As we mentioned in an earlier video, you may have a USB device that looks just like a flash drive, but in reality, it looks and acts as if it’s a keyboard. So the instant you plug it in, it will start typing on your computer as if it was a person on a keyboard. This is effectively a hacker that’s on a chip inside of this USB-connected device, and it makes it very easy for the attacker to gain access to your systems. And of course, the storage capabilities of these flash drives are getting much larger, while the flash drives and devices continue to get smaller. This makes it very easy to plug in, transfer a bunch of data, disconnect, and then hide that data as you walk outside the building and exfiltrate everything that may have been on the inside.
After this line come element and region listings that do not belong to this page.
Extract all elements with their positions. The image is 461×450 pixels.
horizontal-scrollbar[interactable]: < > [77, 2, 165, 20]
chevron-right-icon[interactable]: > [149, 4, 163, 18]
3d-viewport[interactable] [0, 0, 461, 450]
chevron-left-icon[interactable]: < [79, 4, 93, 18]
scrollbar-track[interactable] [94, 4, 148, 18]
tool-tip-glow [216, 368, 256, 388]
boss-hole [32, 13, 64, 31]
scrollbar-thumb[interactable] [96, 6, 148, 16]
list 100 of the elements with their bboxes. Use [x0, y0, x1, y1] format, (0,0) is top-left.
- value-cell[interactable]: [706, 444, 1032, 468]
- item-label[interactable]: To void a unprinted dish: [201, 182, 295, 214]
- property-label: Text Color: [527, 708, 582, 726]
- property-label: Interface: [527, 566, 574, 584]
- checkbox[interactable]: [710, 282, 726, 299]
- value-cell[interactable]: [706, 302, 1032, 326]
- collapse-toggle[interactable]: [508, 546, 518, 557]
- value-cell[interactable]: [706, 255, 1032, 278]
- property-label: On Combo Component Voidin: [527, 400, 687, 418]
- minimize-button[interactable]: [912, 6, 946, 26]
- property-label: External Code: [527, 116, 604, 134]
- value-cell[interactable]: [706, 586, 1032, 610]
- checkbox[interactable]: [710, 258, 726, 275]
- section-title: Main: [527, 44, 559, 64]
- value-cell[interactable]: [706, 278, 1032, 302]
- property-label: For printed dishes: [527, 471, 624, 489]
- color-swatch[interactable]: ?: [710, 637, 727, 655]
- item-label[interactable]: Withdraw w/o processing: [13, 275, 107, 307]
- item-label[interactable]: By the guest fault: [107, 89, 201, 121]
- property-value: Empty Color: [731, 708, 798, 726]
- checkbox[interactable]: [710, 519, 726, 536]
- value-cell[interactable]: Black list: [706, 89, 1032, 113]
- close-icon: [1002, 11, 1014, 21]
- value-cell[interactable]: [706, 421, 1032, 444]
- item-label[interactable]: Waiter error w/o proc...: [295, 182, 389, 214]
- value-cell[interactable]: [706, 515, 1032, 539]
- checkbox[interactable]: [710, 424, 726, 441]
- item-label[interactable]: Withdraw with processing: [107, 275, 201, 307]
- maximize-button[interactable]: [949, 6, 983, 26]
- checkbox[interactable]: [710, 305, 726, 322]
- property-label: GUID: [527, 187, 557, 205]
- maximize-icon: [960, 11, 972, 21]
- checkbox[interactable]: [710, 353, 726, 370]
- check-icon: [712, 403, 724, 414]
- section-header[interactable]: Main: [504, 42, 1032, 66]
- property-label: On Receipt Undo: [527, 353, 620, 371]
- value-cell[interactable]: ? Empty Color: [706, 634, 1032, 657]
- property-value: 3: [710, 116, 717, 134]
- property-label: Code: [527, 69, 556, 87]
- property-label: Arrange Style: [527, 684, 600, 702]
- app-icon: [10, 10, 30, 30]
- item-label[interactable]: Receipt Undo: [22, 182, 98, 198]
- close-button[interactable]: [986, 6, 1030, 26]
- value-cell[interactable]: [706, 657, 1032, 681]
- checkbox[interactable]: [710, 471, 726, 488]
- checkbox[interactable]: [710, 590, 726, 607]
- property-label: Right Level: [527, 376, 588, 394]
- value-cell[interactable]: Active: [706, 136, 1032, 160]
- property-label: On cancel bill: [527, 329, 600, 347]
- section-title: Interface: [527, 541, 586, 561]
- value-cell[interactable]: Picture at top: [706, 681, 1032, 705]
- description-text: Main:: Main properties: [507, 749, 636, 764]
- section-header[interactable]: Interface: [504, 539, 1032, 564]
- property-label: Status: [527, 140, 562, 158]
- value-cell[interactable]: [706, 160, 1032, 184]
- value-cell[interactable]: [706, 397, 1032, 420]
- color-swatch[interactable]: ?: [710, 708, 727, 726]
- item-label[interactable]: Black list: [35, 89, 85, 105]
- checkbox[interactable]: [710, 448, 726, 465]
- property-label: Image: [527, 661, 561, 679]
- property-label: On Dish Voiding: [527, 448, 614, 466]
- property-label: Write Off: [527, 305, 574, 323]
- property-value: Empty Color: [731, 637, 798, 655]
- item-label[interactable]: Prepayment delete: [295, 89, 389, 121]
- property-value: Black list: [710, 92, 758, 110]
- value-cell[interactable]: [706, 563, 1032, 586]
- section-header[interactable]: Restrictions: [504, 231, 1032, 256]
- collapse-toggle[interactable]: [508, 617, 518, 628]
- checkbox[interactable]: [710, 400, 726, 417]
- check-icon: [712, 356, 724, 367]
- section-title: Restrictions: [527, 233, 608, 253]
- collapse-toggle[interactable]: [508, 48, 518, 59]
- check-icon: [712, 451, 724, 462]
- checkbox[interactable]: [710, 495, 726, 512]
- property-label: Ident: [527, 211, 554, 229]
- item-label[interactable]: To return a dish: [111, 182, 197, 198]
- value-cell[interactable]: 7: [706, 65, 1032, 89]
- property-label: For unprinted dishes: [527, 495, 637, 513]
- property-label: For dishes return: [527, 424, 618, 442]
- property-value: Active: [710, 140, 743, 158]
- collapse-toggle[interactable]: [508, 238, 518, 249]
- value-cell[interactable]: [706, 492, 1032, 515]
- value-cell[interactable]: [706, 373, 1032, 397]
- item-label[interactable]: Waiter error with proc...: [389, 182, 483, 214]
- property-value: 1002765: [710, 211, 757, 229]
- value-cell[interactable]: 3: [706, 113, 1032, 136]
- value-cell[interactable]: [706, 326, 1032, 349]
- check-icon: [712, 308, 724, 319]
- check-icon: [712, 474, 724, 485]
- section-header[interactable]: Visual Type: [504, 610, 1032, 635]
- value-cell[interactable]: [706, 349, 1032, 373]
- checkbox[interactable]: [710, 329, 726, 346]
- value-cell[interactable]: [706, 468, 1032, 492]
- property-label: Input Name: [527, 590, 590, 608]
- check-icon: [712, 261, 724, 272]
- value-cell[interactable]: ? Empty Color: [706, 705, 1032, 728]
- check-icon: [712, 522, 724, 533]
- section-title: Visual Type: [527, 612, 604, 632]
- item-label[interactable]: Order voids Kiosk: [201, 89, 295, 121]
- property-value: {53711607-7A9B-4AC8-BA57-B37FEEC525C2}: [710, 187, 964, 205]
Cloud-based applications have brought an entirely new set of attack vectors to consider. Very often, these applications are publicly-facing, so it’s not only important that the application is secure, but the entire configuration of that application. For example, if you’re putting data in the cloud, you want to be sure that data is protected from prying eyes. The application should be the only thing gaining access to that data, but unfortunately, misconfigurations can be made, and certain areas of data may be opened up for anyone to be able to see.
Attackers are usually very good at brute forcing access to these publicly-facing applications, but they might also use phishing techniques to have users send them their own usernames and passwords. Attackers might also have you waste resources by increasing the load on a particular cloud-based service and requiring additional instances of that application to be created. This may not allow the attacker access to your data, but it would certainly cost resources and money. And because these applications are public-facing, it’s important that you plan for any denial-of-service. Anyone would be able to access that device from the outside, so you want to be sure you have all of the security tools in place to mitigate or prevent any type of denial-of-service attack.